In an extension of this Maria made a series of short films which convey the idea of the village producers as artisans and the potential high value of their produce. A case in point is the film made of the local house restaurant of their home chicken recipe, in which the whole pen to plate recipe is recorded, form selecting the chicken, killing, plucking and preparing in the kitchen. As people in the UK have become cut off from the process of producing food, such low food miles principles are now being rediscovered and even fetishised, or at least fashionablised.

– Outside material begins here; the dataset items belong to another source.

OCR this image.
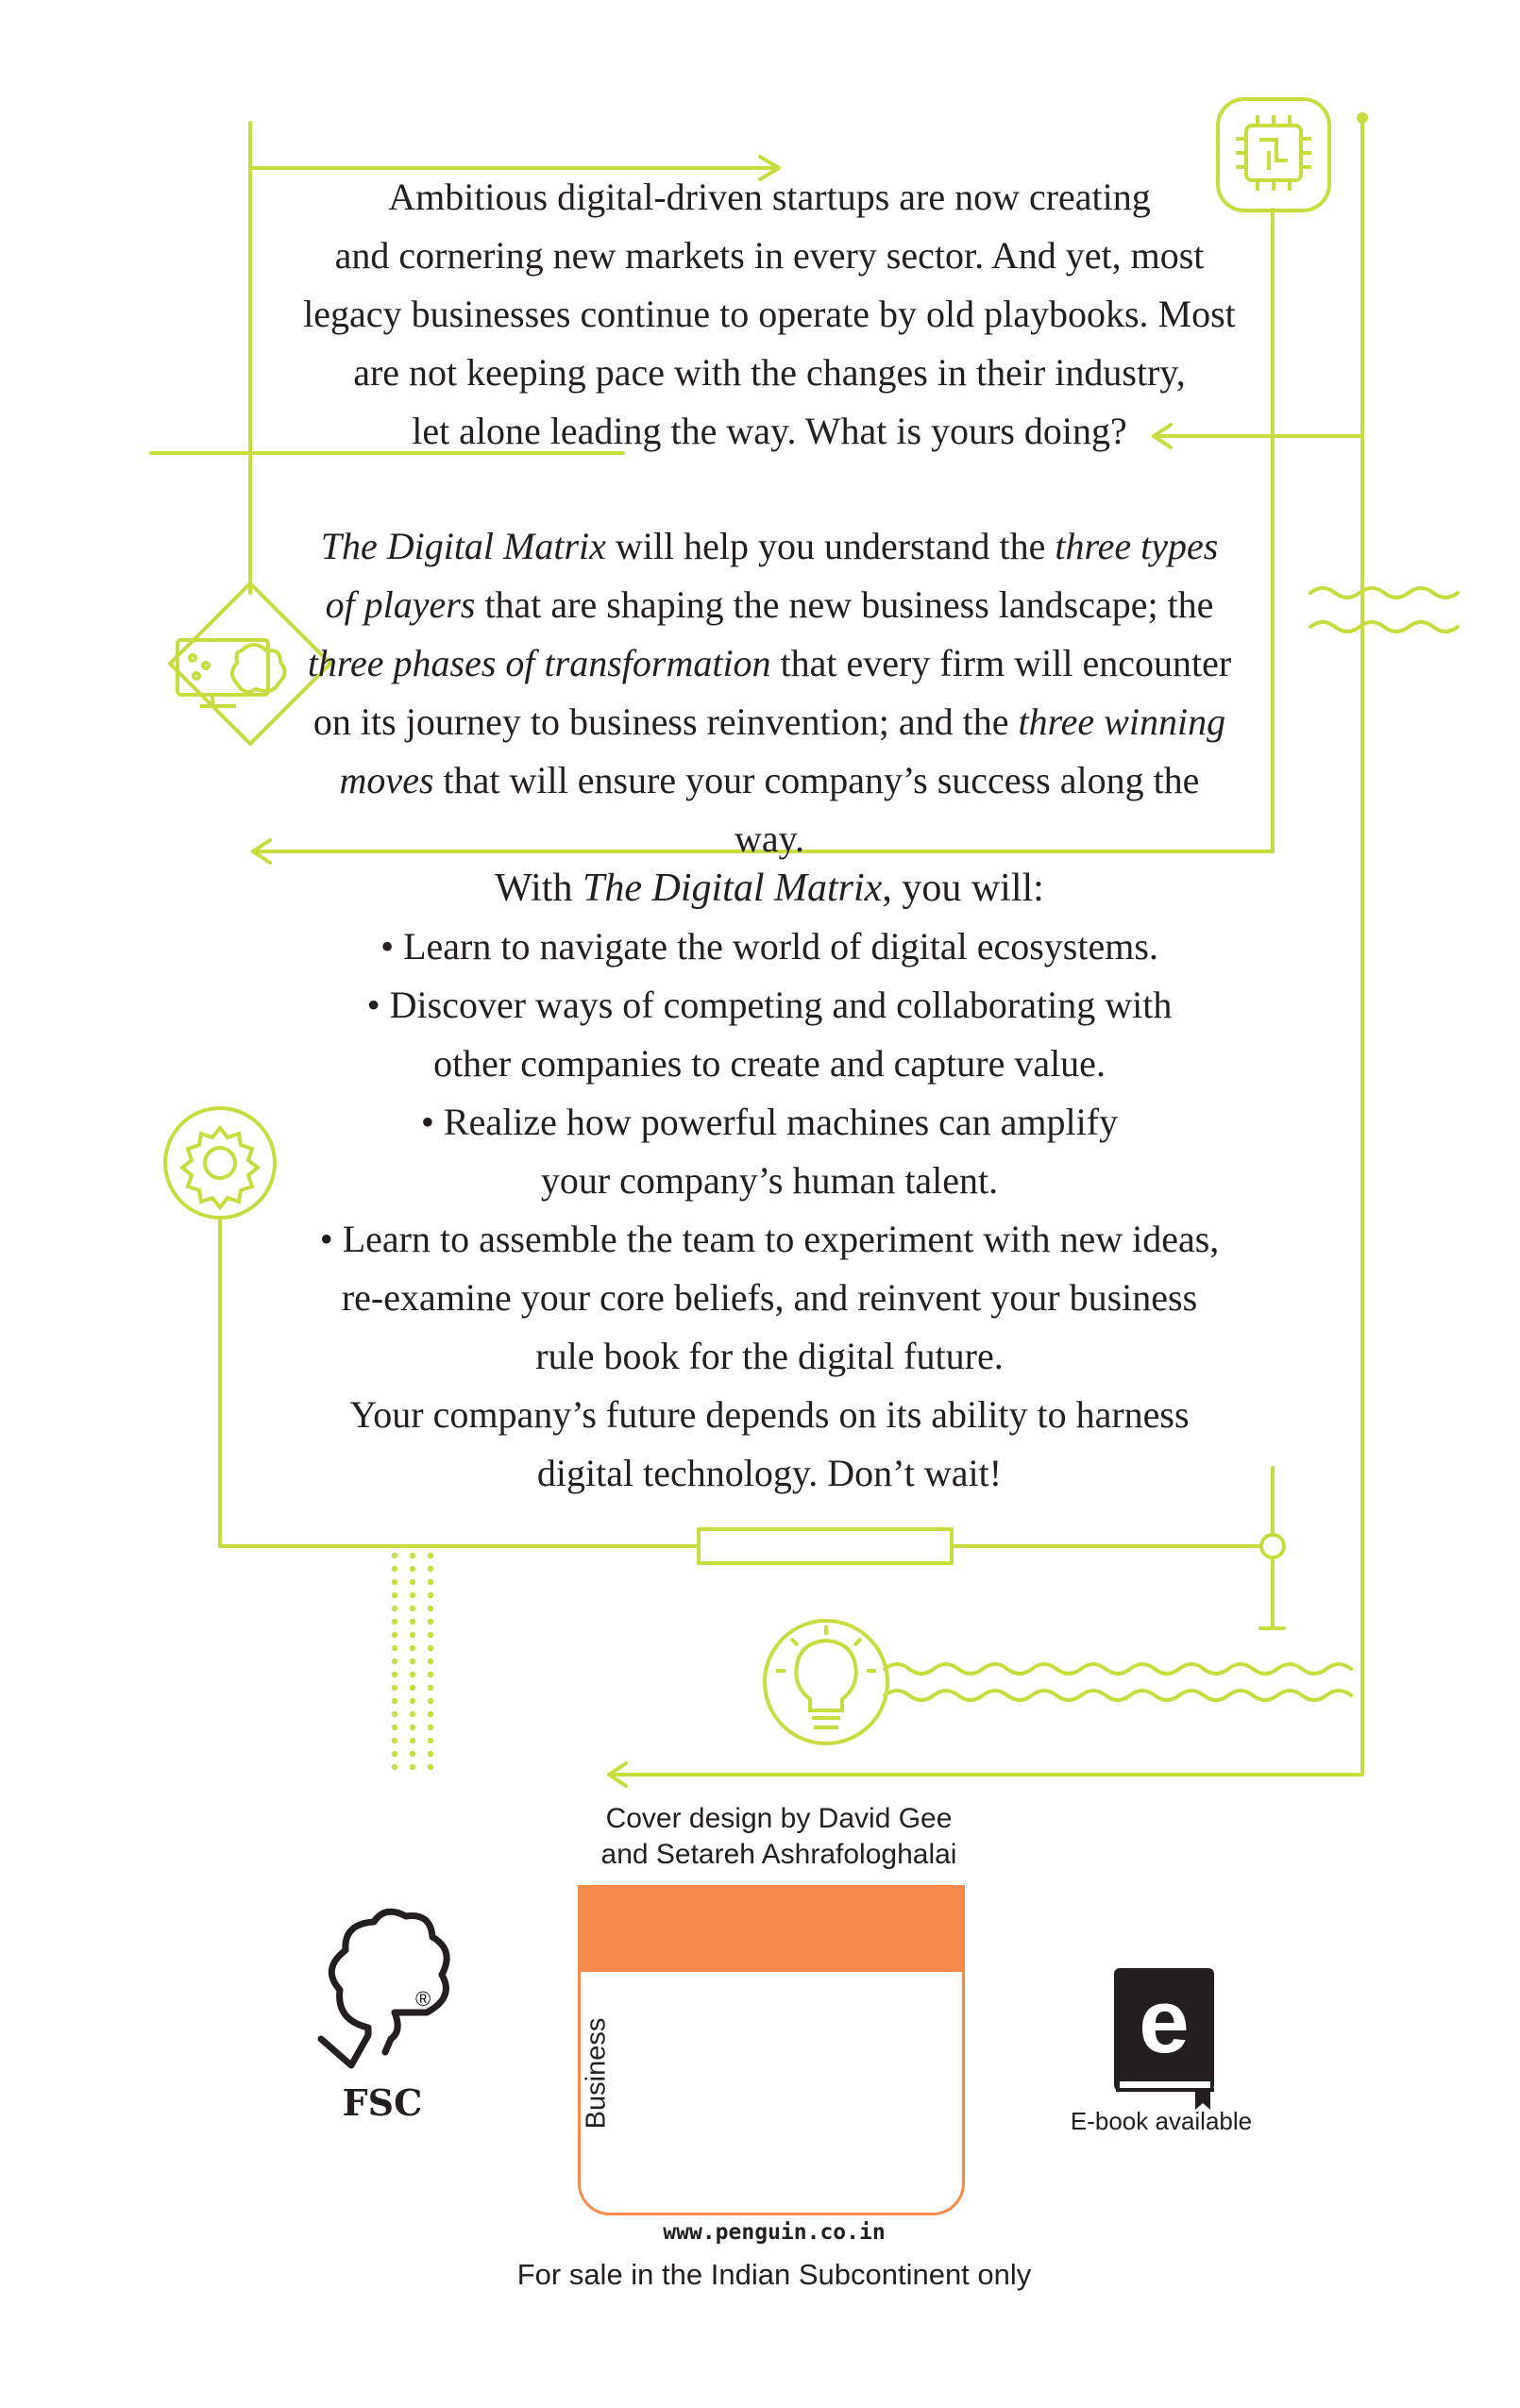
Ambitious digital-driven startups are now creating
and cornering new markets in every sector. And yet, most
legacy businesses continue to operate by old playbooks. Most
are not keeping pace with the changes in their industry,
let alone leading the way. What is yours doing?
The Digital Matrix will help you understand the three types
of players that are shaping the new business landscape; the
three phases of transformation that every firm will encounter
on its journey to business reinvention; and the three winning
moves that will ensure your company’s success along the way.
With The Digital Matrix, you will:
• Learn to navigate the world of digital ecosystems.
• Discover ways of competing and collaborating with
other companies to create and capture value.
• Realize how powerful machines can amplify
your company’s human talent.
• Learn to assemble the team to experiment with new ideas,
re-examine your core beliefs, and reinvent your business
rule book for the digital future.
Your company’s future depends on its ability to harness
digital technology. Don’t wait!
Cover design by David Gee
and Setareh Ashrafologhalai
Business
FSC
®	e
E-book available
www.penguin.co.in
For sale in the Indian Subcontinent only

This film and the others she made of eel gutting and tofu making can work in multiple ways, but ultimately promote the culture of the village as playing a pertinent and active role in contemporary society. These ‘old’ ways have reason and meaning which has a wider relevance. This is good food.

Additionally Maria and Grizedale Arts Deputy Director Alistair Hudson took some time to work with the owners of the organic farm just outside the village which is supported by the Zhongheng Development Company to supply the Orange Hotel restaurant with local organic vegetables. It is hoped that this farm will act as a catalyst, by example, to convert other farms in the region to organic.

It was suggested that the farm could expand its role, not just as an exemplar farm, but as a farm hotel, which they had considered already, but lacked the confidence and knowledge to take forward. It was suggested to them that the farm should not merely be a hotel, offering something close to an authentic rural life, but could work more to ensure a better understanding and better relationship between host and visitor – that the visitor would work on the farm to help in the running of the business and to gain a better understanding of the rural ecology. Examples of Woofing and Agri-tourismo were shown as well as showing how the Lake District had suffered socially and economically because of the lack of understanding between visitor and resident and had become over dependent on the tourist observer, rather than evolving its culture towards the tourist participant.

One of the spare rooms of the farm was dressed to show how easily and simply they could be converted to visitor accommodation and there was much discussion around how the farm could develop what it had to offer, to make for a more holistic and rewarding experience. Not just a hotel and more complex and more rewarding for everyone.